Still, I can’t decide what to do – do I wear my Beverley 10k long-sleeved shirt for the Hull 10k? In accordance with the principle of cross-sport fashion, I should really find something other than running to do, and fast.
The principle of cross-sport fashion sprung up out of a conversation with my brother that I had while we were both studying, and both indulging in an eclectic jumble of sporting pasttimes. Our theory was that if you turn up to the class/event/practice hall/dojo/whatever in the appropriate uniform/club shirt/complimentary wearable memento of a previous competition, there is an instant expectation that you will have some reasonable level of ability or familiarity with the sport. Likewise, you can always pick out the beginner in a group by their non-conformance, not so much a statement as a necessity in most cases as pretty much every sports club encourages beginners to turn up in “comfortable” clothing.
A follow on effect of this is that beginners will invariably segregate themselves from the main pack of uniformed club members before class starts, and on becoming part of the club proper they will adopt the uniform asafp.
This is all very hand-waving and qualitative, of course, but it was a fun line of conversation to follow.

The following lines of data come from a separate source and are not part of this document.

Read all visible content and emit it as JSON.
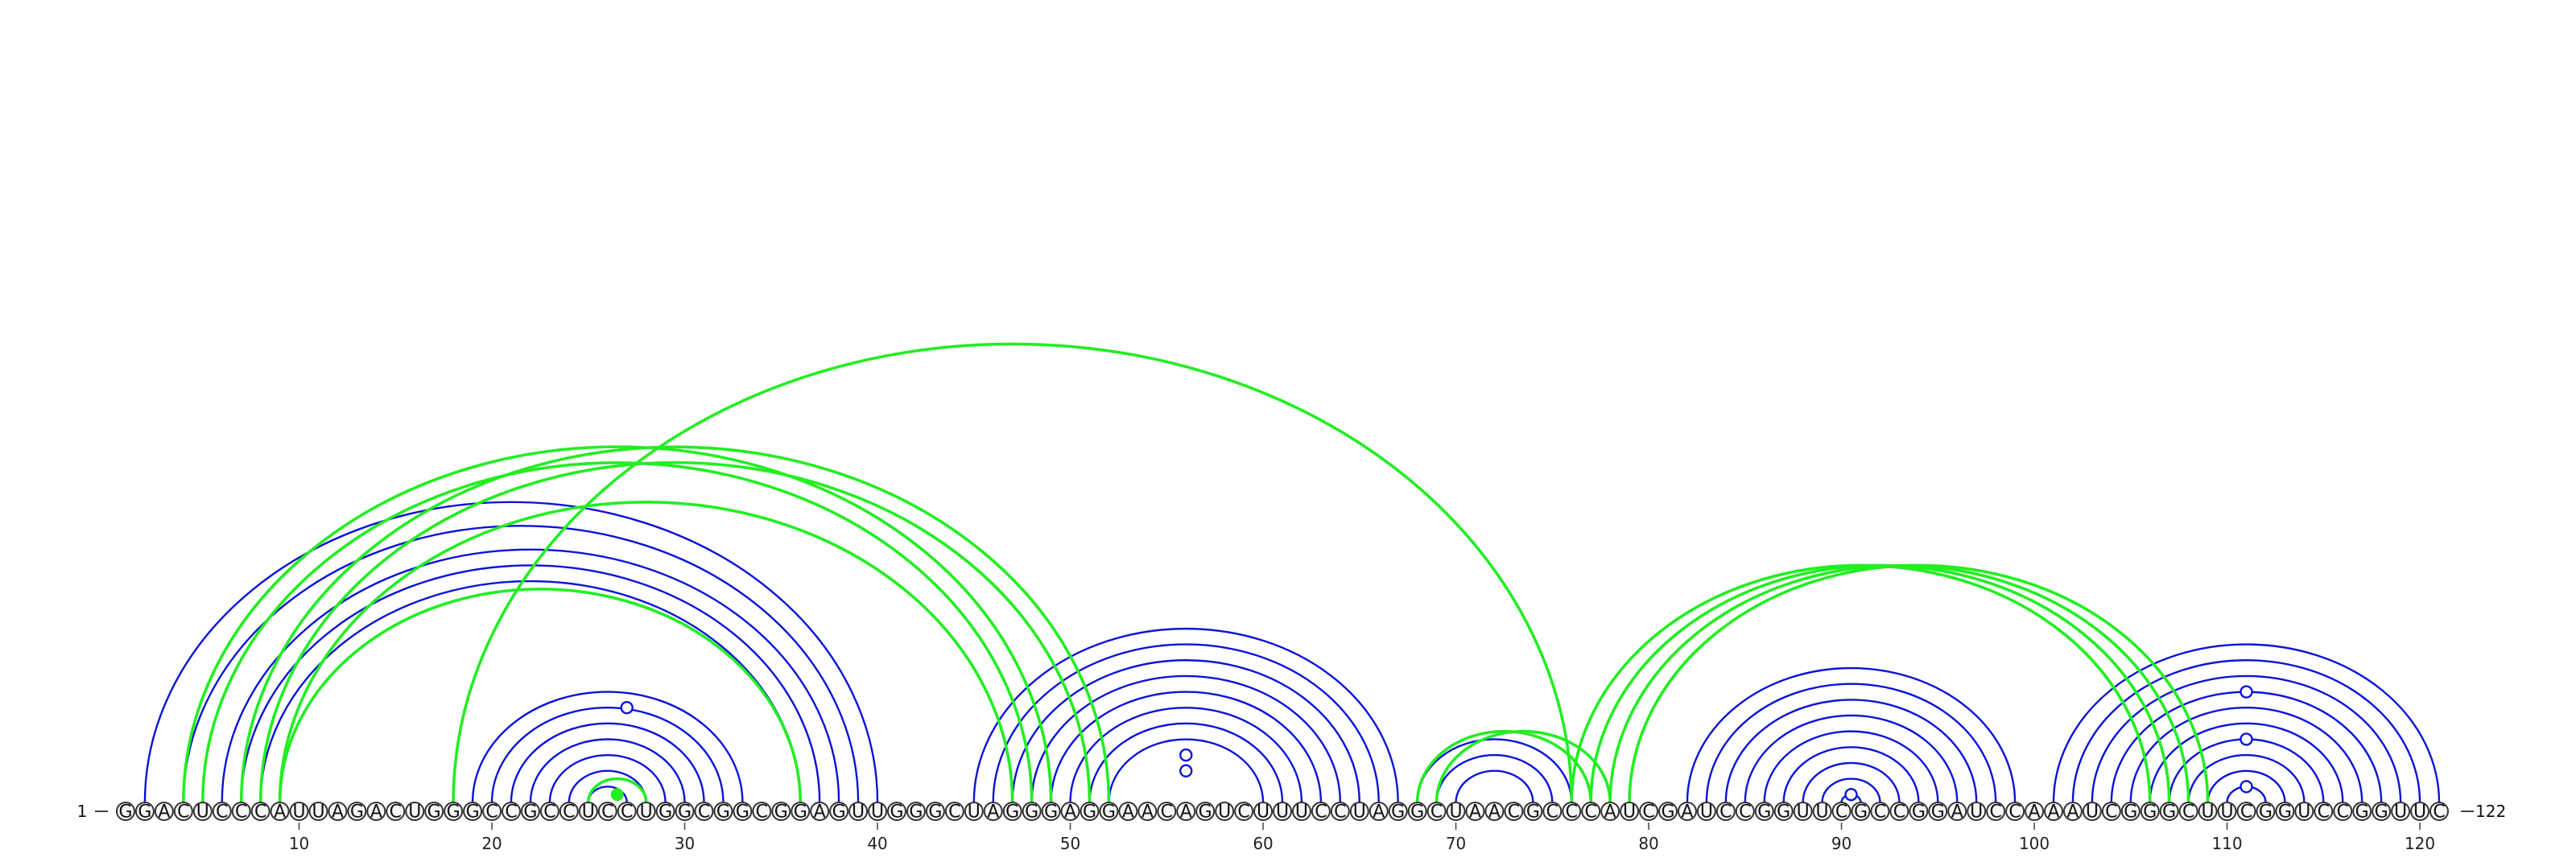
{
  "sequence": "GGACUCCCAUUAGACUGGGCCGCCUCCUGGCGGCGGAGUUGGGCUAGGGAGGAACAGUCUUUCCUAGGCUAACGCCCAUCGAUCCGGUUCGCCGGAUCCAAAUCGGGCUUCGGUCCGGUUC",
  "start_label": "1",
  "end_label": "122",
  "ticks": [
    10,
    20,
    30,
    40,
    50,
    60,
    70,
    80,
    90,
    100,
    110,
    120
  ],
  "colors": {
    "blue": "#0a14d6",
    "green": "#22ee22"
  },
  "arcs_blue": [
    [
      2,
      40
    ],
    [
      4,
      39
    ],
    [
      6,
      38
    ],
    [
      7,
      37
    ],
    [
      8,
      36
    ],
    [
      19,
      33
    ],
    [
      20,
      32
    ],
    [
      21,
      31
    ],
    [
      22,
      30
    ],
    [
      23,
      29
    ],
    [
      24,
      28
    ],
    [
      25,
      27
    ],
    [
      45,
      67
    ],
    [
      46,
      66
    ],
    [
      47,
      65
    ],
    [
      48,
      64
    ],
    [
      49,
      63
    ],
    [
      50,
      62
    ],
    [
      51,
      61
    ],
    [
      52,
      60
    ],
    [
      68,
      76
    ],
    [
      69,
      75
    ],
    [
      70,
      74
    ],
    [
      82,
      99
    ],
    [
      83,
      98
    ],
    [
      84,
      97
    ],
    [
      85,
      96
    ],
    [
      86,
      95
    ],
    [
      87,
      94
    ],
    [
      88,
      93
    ],
    [
      89,
      92
    ],
    [
      90,
      91
    ],
    [
      101,
      121
    ],
    [
      102,
      120
    ],
    [
      103,
      119
    ],
    [
      104,
      118
    ],
    [
      105,
      117
    ],
    [
      106,
      116
    ],
    [
      107,
      115
    ],
    [
      108,
      114
    ],
    [
      109,
      113
    ],
    [
      110,
      112
    ]
  ],
  "arcs_green": [
    [
      4,
      49
    ],
    [
      5,
      48
    ],
    [
      7,
      52
    ],
    [
      8,
      51
    ],
    [
      9,
      47
    ],
    [
      9,
      36
    ],
    [
      18,
      76
    ],
    [
      25,
      28
    ],
    [
      68,
      77
    ],
    [
      69,
      78
    ],
    [
      76,
      106
    ],
    [
      77,
      107
    ],
    [
      78,
      108
    ],
    [
      79,
      109
    ]
  ],
  "markers_blue": [
    {
      "i": 21,
      "j": 33
    },
    {
      "i": 53,
      "j": 59
    },
    {
      "i": 54,
      "j": 58
    },
    {
      "i": 90,
      "j": 91
    },
    {
      "i": 110,
      "j": 112
    },
    {
      "i": 107,
      "j": 115
    },
    {
      "i": 104,
      "j": 118
    }
  ],
  "markers_green": [
    {
      "i": 26,
      "j": 27
    }
  ]
}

What we ended up deciding was that you could gain a psychological edge over your peers (and opponents) by turning up to club A in garb appropriate for club B and vice-versa; for example, by turning up to a kung fu class in a t-shirt from the climbing wall and hanging about by yourself before class starts, people will underestimate your ability to kick their legs out from under them. Likewise, by going running in the same t-shirt, no-one has any expectations that you’ll be able to run fast.
Although reading that back, apparently what I’m really saying is that climbing t-shirts are great, because they exude an air of laziness and irresponsibility.
I should go climbing again. The wall in Hull is meant to be very very good, but I must admit the prices are a little off-putting and I don’t think I could justify a full-year membership at the moment. Still, they might have nice t-shirts to run in.